ПАПАПА (Современная китайская проза)
Шрифт:
Женщинам и маленьким детям нельзя было подходить к гончарной печи. Глиняную посуду для обжига могли ставить в неё только мужчины, и им было строго-настрого запрещено сквернословить. Из-за таких суровых правил гончар казался всем очень таинственной фигурой. Стоило ему оторваться от работы, чтобы передохнуть, как парни окружали его, предлагали закурить и с почтением выслушивали рассказы о том, что происходит внизу, на равнине. Самым обходительным был Шижэнь, [15] он всегда радушно приглашал гончара к себе домой поесть мяса и переночевать — конечно же, он делал это потому, что не он был в доме хозяином.
15
Шижэнь — букв. «Каменная гуманность».
Шижэнь по прозвищу Жэньбао [16] считался перестарком, потому что всё ещё не был женат. Частенько он украдкой пробирался в лес и подсматривал за девушками, которые шумно и весело купались в горном ручье, и при виде их белых фигур у него радостно билось сердце. Но зрение у Жэньбао было неважное, разглядеть как следует он ничего не мог и в качестве утешения подсматривал за справляющими нужду маленькими девочками да заглядывал под хвосты коровам и собакам. Однажды, когда он с помощью деревянной палки исследовал таким образом корову, его увидела мать Бинцзая. Она была горазда судить, что хорошо, а что — плохо, и, вернувшись, стала шушукаться то с одним, то с другим из соседей, красноречиво поднимая брови. Стоило Жэньбао подойти поближе, она удалялась как ни в чём не бывало. После этого Жэньбао стал видеть её повсюду; куда бы он ни пошёл — на гору, чтобы накопать ростков бамбука или наскоблить сосновой смолы, или в коровник подложить сена скоту, — везде за ним следовал её взгляд. Она притворялась, будто собирает целебные травы, но с явным удовольствием посматривала в его сторону своими глазами мёртвой рыбы. Жэньбао распирало от гнева, но не мог же он взять и обругать её без видимой причины. Оставалось срывать злобу на её сыне. Увидев Бинцзая и убедившись, что поблизости никого нет, он свирепо хлестал того по лицу.
16
Жэньбао — букв. «Сокровище гуманности». Бао — прям. и перен. «драгоценность, сокровище»; в современном китайском языке в сочетании (баобэй) — «малыш, уникум» (шутливо).
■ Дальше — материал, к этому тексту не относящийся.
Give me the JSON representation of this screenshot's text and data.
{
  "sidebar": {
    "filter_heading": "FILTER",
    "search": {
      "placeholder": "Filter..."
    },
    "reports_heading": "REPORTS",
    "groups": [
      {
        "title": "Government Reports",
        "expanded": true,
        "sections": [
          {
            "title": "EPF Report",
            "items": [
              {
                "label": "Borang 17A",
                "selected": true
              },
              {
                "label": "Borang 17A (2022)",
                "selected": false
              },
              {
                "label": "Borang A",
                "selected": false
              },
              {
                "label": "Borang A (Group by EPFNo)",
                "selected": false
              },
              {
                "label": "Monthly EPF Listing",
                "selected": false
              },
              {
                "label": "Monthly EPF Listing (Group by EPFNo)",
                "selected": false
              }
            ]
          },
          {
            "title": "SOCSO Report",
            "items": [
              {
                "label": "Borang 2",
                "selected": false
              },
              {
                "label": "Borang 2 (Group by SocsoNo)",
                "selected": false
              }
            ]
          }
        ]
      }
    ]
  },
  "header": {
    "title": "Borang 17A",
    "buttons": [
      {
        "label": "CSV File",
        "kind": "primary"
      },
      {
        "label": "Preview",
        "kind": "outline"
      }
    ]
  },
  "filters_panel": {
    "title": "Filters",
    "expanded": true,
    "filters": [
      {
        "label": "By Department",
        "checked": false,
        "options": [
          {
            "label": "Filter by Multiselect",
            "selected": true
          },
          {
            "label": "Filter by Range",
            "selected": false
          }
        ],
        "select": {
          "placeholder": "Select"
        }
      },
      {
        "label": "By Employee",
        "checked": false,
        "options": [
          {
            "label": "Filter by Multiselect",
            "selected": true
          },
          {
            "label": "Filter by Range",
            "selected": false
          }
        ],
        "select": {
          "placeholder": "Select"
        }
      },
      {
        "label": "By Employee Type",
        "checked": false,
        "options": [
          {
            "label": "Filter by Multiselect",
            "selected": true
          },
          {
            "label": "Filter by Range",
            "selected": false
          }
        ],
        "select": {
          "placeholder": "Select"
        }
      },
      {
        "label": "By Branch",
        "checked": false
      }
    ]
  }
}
Маленький старичок привык к тому, что его били. От пощёчин губы его кривились, но лицо ничего не выражало.
Тогда Жэньбао бил его ещё и ещё, до боли в руке.
«…мама, …мама», — маленький старичок чувствовал неладное и бросался бежать прочь.
Жэньбао догонял его, хватал сзади за шею и несколько раз макал головой в песок. На лбу у Бинцзая оставались вдавившиеся в кожу песчинки.
Он начинал плакать, но плакать было бесполезно. А когда приходила мать, он, почти немой, не мог сказать, кто же его побил. Так Жэньбао раз за разом мстил Бинцзаю, взыскивая должок, который числился за его матерью, — и за это ему ровным счётом ничего не было.
Мать Бинцзая возвращалась с огорода и, видя, что сын плачет, думала, что его кто-то укусил или он укололся, поэтому, не разбираясь, начинала ругаться: «Реви, хоть заревись! Ходить не умеешь, падаешь и шишки набиваешь, кто тут виноват, на кого жаловаться?»
В таких случаях Бинцзай особенно злился, закатывал глаза, на лбу вздувались вены, он кусал руки и рвал на себе волосы, словно сумасшедший. А люди говорили: «Того и гляди концы отдаст».
Потом, неизвестно почему, Жэньбао и мать Бинцзая подружились. Он начал звать её «тётушка», произнося это особенно сладко и проникновенно; охотно, засучив рукава, помогал ей обрушивать зерно и чинил вёдра; а стоило кому-нибудь начать о ней сплетничать, тут же бросался защищать её доброе имя. Люди, конечно, кое-что подозревали. Впрочем, кривотолков и сплетен о вдовушках хватало всегда.
Мать Бинцзая смотрела на Жэньбао с умилением, вознамерилась даже его женить. Она частенько уходила из деревни принимать роды, поэтому бывала во множестве мест и знала множество женщин, но, поговорив с несколькими семьями, не нашла никого, с кем можно было бы обменяться гороскопами жениха и невесты. И в этом не было ничего удивительного — за последние несколько лет деревня Цзитоучжай пришла в запустение. Холостяков там хватало и без Жэньбао.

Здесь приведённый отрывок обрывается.